Of Note
May 9, 2006
Borromeo helps Department of Education push the boundaries of Distance Learning
Using Maine's ATM network to get MUSIC, not money

The German poet Goethe described a string quartet as "a conversation with four educated people." What a conversation the Borromeo String Quartet began in May with students and teachers at nine distance-learning sites throughout Maine!

The conversation was the result of a year-long discussion between Distance Learning Network (DLN) specialists from Maine's Department of Education (MDOE) in collaboration with PCA Great Performances' 75th anniversary celebration events.

PCA Great Performances wanted to extend the reach of its educational programming as a "thank you" to its founding members and music teachers with a week-long string residency. One of the goals of the residency was to create as many opportunities as possible for students and teachers to interact with the quartet and to hear them play.

Maine's DLN wanted to push the boundaries of its Asynchronous Transmission Mode (ATM) system with a new initiative. The network includes 91 sites throughout Maine's 16 counties. Using ATM technology, people in the farthest regions of the state are linked together for meetings, professional development opportunities and academic courses.

DLN specialist Steve Vose worked with and trained PCA Great Performances' Director of Education Barri Lynn Moreau to offer this unique music education opportunity on May 9, 2006. Barbara Moody from MDOE helped set up the room for sound checks and served as assistant director for the broadcast.

Luckily, the Borromeo String Quartet has experience using this kind of technology. They presented a program over a similar network in Hawaii a few years back. Nick Kitchen, the quartet's first violin and "tekkie whiz," was eager to broadcast the history of the string quartet presentation across Maine and give students the chance to interact with the quartet.

"The danger of not doing programs like this is that there are people who might enjoy what the arts promise, but they will never know what's out there because they don't have the exposure," said Kitchen, first violinist with the Boston-based Borromeo String Quartet."

Pineland Suzuki students from around Augusta were the "in-house" audience, but the larger audience included Waterville High School, Bangor High School and Mount Desert Island High School--all linked interactively with the quartet. In addition, Lewiston Regional High School, Ellsworth High School, Narraguagus High School and Washington Academy received the broadcast. Students had opportunities to see and speak to each other in various schools around the state and were also able to talk to members of the quartet.

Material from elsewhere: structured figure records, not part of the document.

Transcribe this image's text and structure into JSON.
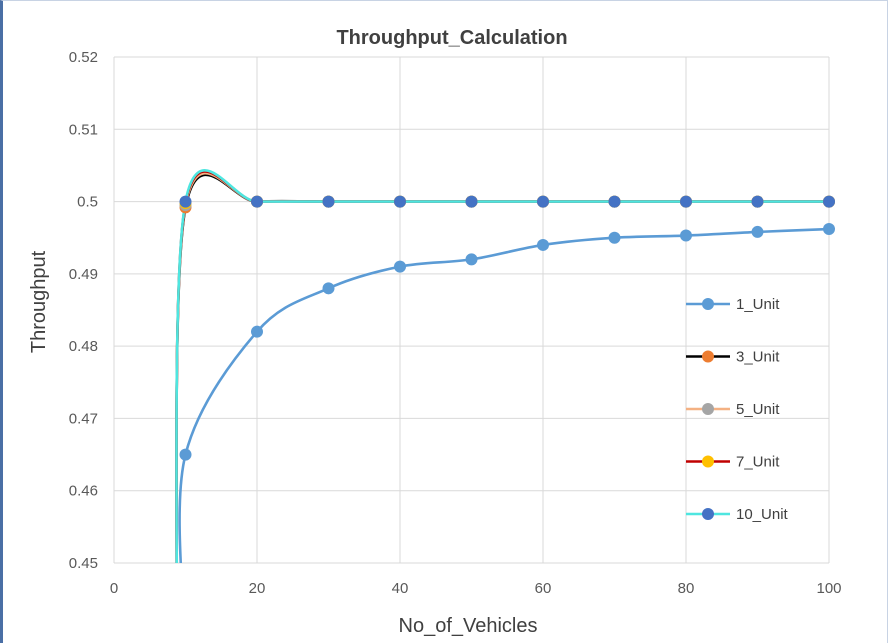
{
  "chart_data": {
    "type": "line",
    "title": "Throughput_Calculation",
    "xlabel": "No_of_Vehicles",
    "ylabel": "Throughput",
    "xlim": [
      0,
      100
    ],
    "ylim": [
      0.45,
      0.52
    ],
    "xticks": [
      0,
      20,
      40,
      60,
      80,
      100
    ],
    "yticks": [
      0.45,
      0.46,
      0.47,
      0.48,
      0.49,
      0.5,
      0.51,
      0.52
    ],
    "ytick_labels": [
      "0.45",
      "0.46",
      "0.47",
      "0.48",
      "0.49",
      "0.5",
      "0.51",
      "0.52"
    ],
    "grid": true,
    "legend_position": "right",
    "series": [
      {
        "name": "1_Unit",
        "line_color": "#5b9bd5",
        "marker_color": "#5b9bd5",
        "x": [
          10,
          20,
          30,
          40,
          50,
          60,
          70,
          80,
          90,
          100
        ],
        "y": [
          0.465,
          0.482,
          0.488,
          0.491,
          0.492,
          0.494,
          0.495,
          0.4953,
          0.4958,
          0.4962
        ]
      },
      {
        "name": "3_Unit",
        "line_color": "#000000",
        "marker_color": "#ed7d31",
        "x": [
          10,
          20,
          30,
          40,
          50,
          60,
          70,
          80,
          90,
          100
        ],
        "y": [
          0.4992,
          0.5,
          0.5,
          0.5,
          0.5,
          0.5,
          0.5,
          0.5,
          0.5,
          0.5
        ]
      },
      {
        "name": "5_Unit",
        "line_color": "#f4b183",
        "marker_color": "#a5a5a5",
        "x": [
          10,
          20,
          30,
          40,
          50,
          60,
          70,
          80,
          90,
          100
        ],
        "y": [
          0.4995,
          0.5,
          0.5,
          0.5,
          0.5,
          0.5,
          0.5,
          0.5,
          0.5,
          0.5
        ]
      },
      {
        "name": "7_Unit",
        "line_color": "#c00000",
        "marker_color": "#ffc000",
        "x": [
          10,
          20,
          30,
          40,
          50,
          60,
          70,
          80,
          90,
          100
        ],
        "y": [
          0.4998,
          0.5,
          0.5,
          0.5,
          0.5,
          0.5,
          0.5,
          0.5,
          0.5,
          0.5
        ]
      },
      {
        "name": "10_Unit",
        "line_color": "#4ee6e0",
        "marker_color": "#4472c4",
        "x": [
          10,
          20,
          30,
          40,
          50,
          60,
          70,
          80,
          90,
          100
        ],
        "y": [
          0.5,
          0.5,
          0.5,
          0.5,
          0.5,
          0.5,
          0.5,
          0.5,
          0.5,
          0.5
        ]
      }
    ]
  }
}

Although there were the usual slight technical glitches, the program was well received. Students rated it as "Great!" A 12th-grade music student from Waterville High School says, "I was very impressed with the quartet's presentation. These were clearly four musicians who loved what they do . . . and loved sharing it with others. Being exposed to this performance has helped me greatly as a musician."

Music educators were thrilled with the presentation and the opportunity for students to be coached by the string quartet. "In the Augusta area, where we have very few chances to hear such great music, it was an especially unique treat," says Betsy Kobayashi, Pineland Suzuki director.

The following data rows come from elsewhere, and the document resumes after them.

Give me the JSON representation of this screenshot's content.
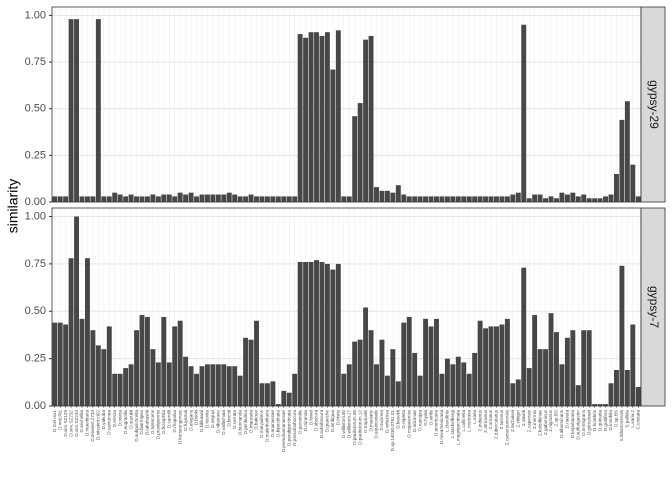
{
  "chart_data": {
    "type": "bar",
    "y_label": "similarity",
    "grid": true,
    "ylim": [
      0,
      1.045
    ],
    "yticks": [
      {
        "value": 0,
        "label": "0.00"
      },
      {
        "value": 0.25,
        "label": "0.25"
      },
      {
        "value": 0.5,
        "label": "0.50"
      },
      {
        "value": 0.75,
        "label": "0.75"
      },
      {
        "value": 1,
        "label": "1.00"
      }
    ],
    "categories": [
      "D.mel.Iso1",
      "D.mel.Pi2",
      "D.sim.SZ129",
      "D.sim.SZ232",
      "D.sim.SZ244",
      "D.sechellia",
      "D.mauritiana",
      "D.teissieri.2733",
      "D.teissieri.ct02",
      "D.yakuba",
      "D.santomea",
      "D.erecta",
      "D.orena",
      "D.eugracilis",
      "D.suzukii",
      "D.subpulchrella",
      "D.biarmipes",
      "D.takahashii",
      "D.lutescens",
      "D.prostipennis",
      "D.ficusphila",
      "D.carrolli",
      "D.rhopaloa",
      "D.kurseongensis",
      "D.fuyamai",
      "D.elegans",
      "D.bocki",
      "D.kikkawai",
      "D.leontia",
      "D.seguyi",
      "D.nikananu",
      "D.vallismaia",
      "D.birchii",
      "D.serrata",
      "D.bunnanda",
      "D.jambulina",
      "D.triauraria",
      "D.bakoue",
      "D.mal.pallens",
      "D.malerkotliana",
      "D.ananassae",
      "D.bipectinata",
      "D.pseudoananassae",
      "D.parabipectinata",
      "D.pseudoobscura",
      "D.persimilis",
      "D.miranda",
      "D.lowei",
      "D.obscura",
      "D.subobscura",
      "D.guanche",
      "D.ambigua",
      "D.tristis",
      "D.willistoni.00",
      "D.willistoni.17",
      "D.paulistorum.06",
      "D.paulistorum.12",
      "D.tropicalis",
      "D.insularis",
      "D.equinoxialis",
      "D.sucinea",
      "D.nebulosa",
      "D.sp.14030.0761.01",
      "D.busckii",
      "D.repleta",
      "D.mojavensis",
      "D.arizonae",
      "D.navojoa",
      "D.hydei",
      "D.virilis",
      "D.americana",
      "D.novamexicana",
      "L.clarofinis",
      "L.stackelbergi",
      "L.magnipectinata",
      "L.collinella",
      "L.montana",
      "L.varia",
      "Z.indianus",
      "Z.africanus",
      "Z.ornatus",
      "Z.tuberculatus",
      "Z.taronus",
      "Z.camerounensis",
      "Z.lachaisei",
      "Z.vittiger",
      "Z.davidi",
      "Z.capensis",
      "Z.inermis",
      "Z.kolodkinae",
      "Z.gabonicus",
      "Z.nigranus",
      "Z.sp.BS",
      "D.albomicans",
      "D.nasuta",
      "D.kepulauana",
      "D.sulfurigaster",
      "D.immigrans",
      "D.grimshawi",
      "D.funebris",
      "D.quinaria",
      "D.guttifera",
      "D.innubila",
      "D.sp.BS",
      "S.lebanonensis",
      "S.pallida",
      "L.varia.2",
      "C.costata"
    ],
    "series": [
      {
        "name": "gypsy-29",
        "color": "#474747",
        "values": [
          0.03,
          0.03,
          0.03,
          0.98,
          0.98,
          0.03,
          0.03,
          0.03,
          0.98,
          0.03,
          0.03,
          0.05,
          0.04,
          0.03,
          0.04,
          0.03,
          0.03,
          0.03,
          0.04,
          0.03,
          0.04,
          0.04,
          0.03,
          0.05,
          0.04,
          0.05,
          0.03,
          0.04,
          0.04,
          0.04,
          0.04,
          0.04,
          0.05,
          0.04,
          0.03,
          0.03,
          0.04,
          0.03,
          0.03,
          0.03,
          0.03,
          0.03,
          0.03,
          0.03,
          0.03,
          0.9,
          0.88,
          0.91,
          0.91,
          0.89,
          0.91,
          0.71,
          0.92,
          0.03,
          0.03,
          0.46,
          0.53,
          0.87,
          0.89,
          0.08,
          0.06,
          0.06,
          0.05,
          0.09,
          0.04,
          0.03,
          0.03,
          0.03,
          0.03,
          0.03,
          0.03,
          0.03,
          0.03,
          0.03,
          0.03,
          0.03,
          0.03,
          0.03,
          0.03,
          0.03,
          0.03,
          0.03,
          0.03,
          0.03,
          0.04,
          0.05,
          0.95,
          0.02,
          0.04,
          0.04,
          0.02,
          0.03,
          0.02,
          0.05,
          0.04,
          0.05,
          0.03,
          0.04,
          0.02,
          0.02,
          0.02,
          0.03,
          0.04,
          0.15,
          0.44,
          0.54,
          0.2,
          0.03
        ]
      },
      {
        "name": "gypsy-7",
        "color": "#474747",
        "values": [
          0.44,
          0.44,
          0.43,
          0.78,
          1.0,
          0.46,
          0.78,
          0.4,
          0.32,
          0.3,
          0.42,
          0.17,
          0.17,
          0.2,
          0.22,
          0.4,
          0.48,
          0.47,
          0.3,
          0.23,
          0.47,
          0.23,
          0.42,
          0.45,
          0.26,
          0.21,
          0.17,
          0.21,
          0.22,
          0.22,
          0.22,
          0.22,
          0.21,
          0.21,
          0.16,
          0.36,
          0.35,
          0.45,
          0.12,
          0.12,
          0.13,
          0.01,
          0.08,
          0.07,
          0.17,
          0.76,
          0.76,
          0.76,
          0.77,
          0.76,
          0.75,
          0.72,
          0.75,
          0.17,
          0.22,
          0.34,
          0.35,
          0.52,
          0.4,
          0.22,
          0.35,
          0.16,
          0.3,
          0.13,
          0.44,
          0.47,
          0.28,
          0.16,
          0.46,
          0.42,
          0.46,
          0.17,
          0.25,
          0.22,
          0.26,
          0.23,
          0.17,
          0.28,
          0.45,
          0.41,
          0.42,
          0.42,
          0.43,
          0.46,
          0.12,
          0.14,
          0.73,
          0.2,
          0.48,
          0.3,
          0.3,
          0.49,
          0.39,
          0.22,
          0.36,
          0.4,
          0.11,
          0.4,
          0.4,
          0.01,
          0.01,
          0.01,
          0.12,
          0.19,
          0.74,
          0.19,
          0.43,
          0.1
        ]
      }
    ]
  }
}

"To have programs like this gives students the excitement to go on. Most of the students are the only one in their school who play a string instrument, and it is not always the cool thing to do. Borromeo was definitely cool. I am sure that they made many new friends for chamber music," Kobayashi says.

One parent marveled at the change in her son's technique and self-confidence after the Borromeo experience. "My 13-year-old son was able to participate in the 'studio audience' during the lecture/demonstration, and then attend a master class. He really enjoyed it, and said he couldn't wait to go to school and tell people about it."

According to this parent, the session had a real impact on her son's playing. "Yesterday afternoon at an informal solo recital, he played the Bach Gavotte he had played for the quartet earlier in the day, and he had already incorporated their suggestions regarding telling a story, leading the dance and the 'pinky circles'."

A second day of residency activities in Augusta was followed by two more days of events throughout Maine, concluding with a free Borromeo String Quartet concert in Portland's Merrill Auditorium. The auditorium was packed with 1,200 new "friends" of the Borromeo String Quartet, including residency participants from the capital area.

The entire residency was underwritten by the generosity of the Evenor Armington Fund, the Vincent B. and Barbara G. Welch Foundation and the Fisher Charitable Foundation. Based on the success of the residency, PCA Great Performances is looking forward to a future residency with the Borromeo String Quartet to support Maine ASTA string and music education programs throughout Maine.

Barri Lynn Moreau is director of education and family programming for PCA Great Performances in Portland, Maine. She is an arts advocate, former teacher-administrator and music lover.